To me it was self-evident: with a few awkward exceptions (awkward because
they would have a difficult job to undo, and awkward because they argue
against me!), a system call either succeeds or fails, or reports partial
success.  If fallocate() says it failed (and is not allowed to report
partial success), then it should not have allocated.  Especially in the
case of RAM, when filling it up makes it rather hard to unfill (another
persistent problem with tmpfs is the way it can occupy all of memory,
and the OOM killer go about killing a thousand processes, but none of
them help because the memory is occupied by a tmpfs, not by a process).

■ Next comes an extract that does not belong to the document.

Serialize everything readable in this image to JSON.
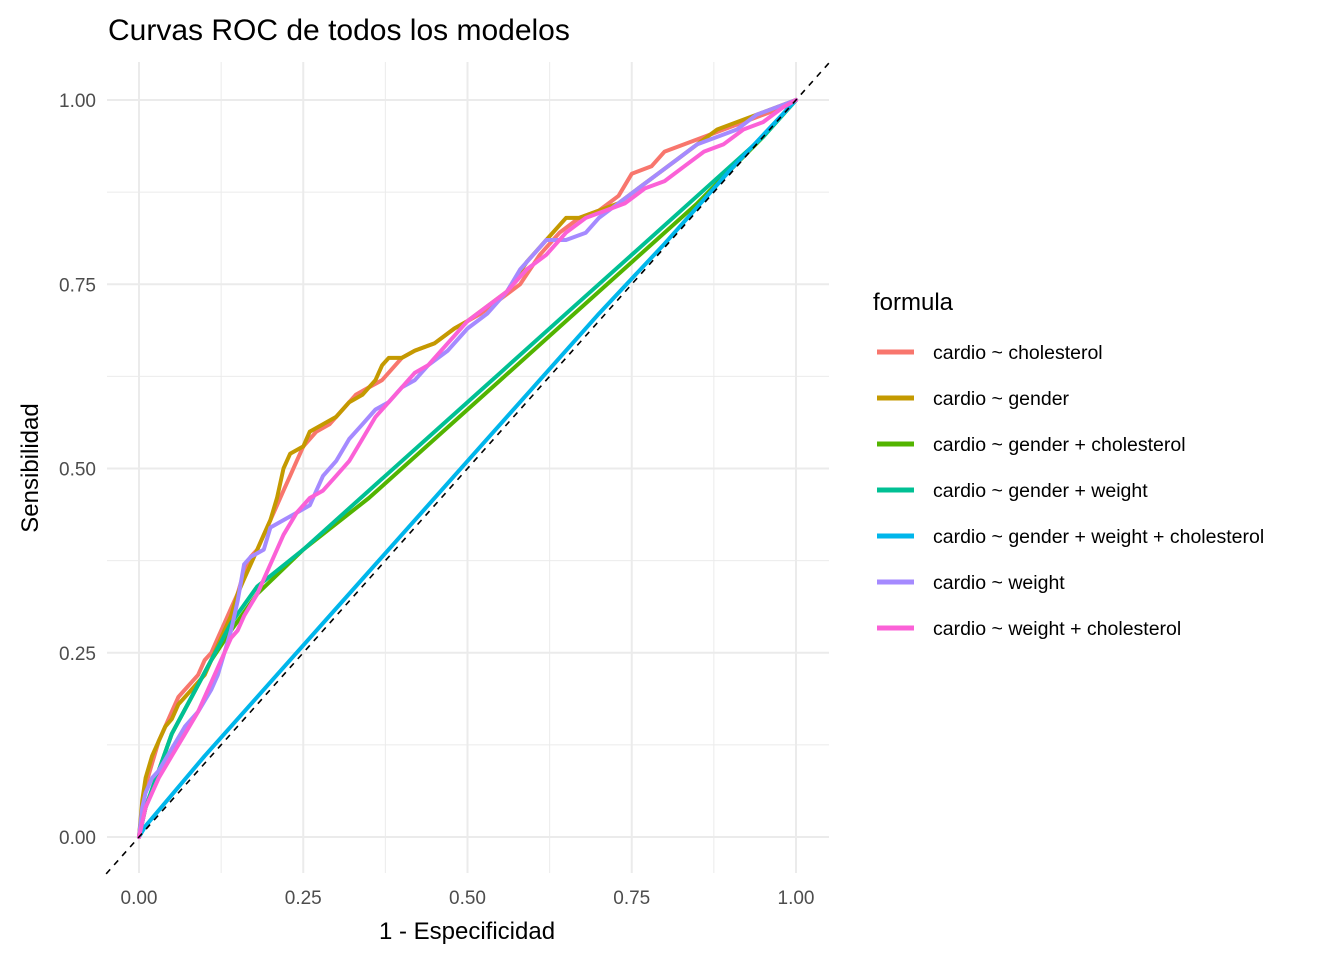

Now that you question it (did I not do so at the time? I thought I did),
I try fallocate() on btrfs and ext4 and xfs.  btrfs and xfs behave as I
expect above, failing outright with ENOSPC if it will not fit; whereas
ext4 proceeds to fill up the filesystem, leaving it full when it says
that it failed.  Looks like I had a choice of models to follow: the
ext4 model would have been easier to follow, but risked OOM.

> 
> But, as my understanding seems to go nearly the opposite way as your commit
> message, am I getting it wrong?  It's you not me who's a mm regular...
> 
> 
> Meow!
> -- 
> ⢀⣴⠾⠻⢶⣦⠀
> ⣾⠁⢠⠒⠀⣿⡁
> ⢿⡄⠘⠷⠚⠋⠀ Have you accepted Khorne as your lord and saviour?

Actually, no.  Would s/he have a useful insight to share on fallocate()?

Hugh